Take the classic Hurtigruten voyage from Bergen to Kirkenes, crossing the Arctic Circle and sailing through the exceptional Geirangerfjord, where the ice-blue water is hemmed by steep, imposing cliffs, and foaming waterfalls rush down on all sides.
The cruise also stops off at medieval towns, enters into the land of the Midnight Sun, and introduces you to the indigenous Sami communities of Northern Scandinavia.
Disko Bay, Greenland
Bob between icebergs on an incredible cruise from Greenland’s western coast. The town of Ilulissat borders the edge of a 40km icefjord that produces 20 million tonnes of ice per day.
The Disko Bay bergs are astoundingly large – some measure up to 3300ft in height. And as you stare out at these towering masses, you’re only seeing about one-eighth of the full iceberg. Cruises typically include plenty of opportunities to go ashore for hiking and wildlife-watching, too.
Tonle Sap Lake, Cambodia
Taking the speedboat from Battambang to Siem Reap is flush with visual treats.
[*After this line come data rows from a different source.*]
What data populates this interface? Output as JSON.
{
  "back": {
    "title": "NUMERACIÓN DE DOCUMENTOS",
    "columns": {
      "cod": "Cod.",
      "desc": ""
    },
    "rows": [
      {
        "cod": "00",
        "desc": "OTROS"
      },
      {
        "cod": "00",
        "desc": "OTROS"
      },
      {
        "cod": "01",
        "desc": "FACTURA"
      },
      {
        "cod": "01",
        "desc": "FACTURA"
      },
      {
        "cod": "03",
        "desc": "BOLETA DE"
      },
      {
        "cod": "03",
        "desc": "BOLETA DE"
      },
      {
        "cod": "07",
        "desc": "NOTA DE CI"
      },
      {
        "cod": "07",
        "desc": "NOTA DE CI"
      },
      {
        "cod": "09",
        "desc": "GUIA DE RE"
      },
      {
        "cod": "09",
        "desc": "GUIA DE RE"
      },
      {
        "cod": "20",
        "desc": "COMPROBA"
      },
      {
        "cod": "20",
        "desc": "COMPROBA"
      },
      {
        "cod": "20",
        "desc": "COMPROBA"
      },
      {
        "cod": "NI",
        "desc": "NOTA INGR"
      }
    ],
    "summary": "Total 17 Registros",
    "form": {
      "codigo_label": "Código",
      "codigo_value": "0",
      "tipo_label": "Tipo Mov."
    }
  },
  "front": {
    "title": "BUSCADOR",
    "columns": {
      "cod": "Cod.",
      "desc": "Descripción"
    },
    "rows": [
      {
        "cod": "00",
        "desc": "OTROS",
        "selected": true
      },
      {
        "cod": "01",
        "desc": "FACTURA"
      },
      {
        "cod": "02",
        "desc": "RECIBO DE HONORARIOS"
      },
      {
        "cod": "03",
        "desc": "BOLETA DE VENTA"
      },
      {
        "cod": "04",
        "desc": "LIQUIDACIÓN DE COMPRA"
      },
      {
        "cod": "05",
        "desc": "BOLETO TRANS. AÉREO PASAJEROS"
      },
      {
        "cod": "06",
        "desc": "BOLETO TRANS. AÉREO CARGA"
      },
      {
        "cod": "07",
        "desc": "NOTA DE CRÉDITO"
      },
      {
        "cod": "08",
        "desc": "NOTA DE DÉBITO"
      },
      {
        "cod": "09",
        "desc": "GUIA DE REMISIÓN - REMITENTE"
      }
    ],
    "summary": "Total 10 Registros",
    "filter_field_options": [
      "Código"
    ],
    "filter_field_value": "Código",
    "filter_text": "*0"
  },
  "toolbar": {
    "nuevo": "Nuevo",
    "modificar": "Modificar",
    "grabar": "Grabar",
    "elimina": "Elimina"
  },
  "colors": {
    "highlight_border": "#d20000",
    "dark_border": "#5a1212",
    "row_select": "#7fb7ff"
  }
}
The six-hour journey passes a wealth of life on the water – floating pig pens, entire villages built on rafts, the odd ochre-robed monk paddling his way home in a canoe.
Sit up on the roof of the boat for the best views, but go below deck as you near Siem Reap. Unforgiving waves are thrown up around a flooded forest, and you could easily tumble overboard. We hear the lake is filled with snakes.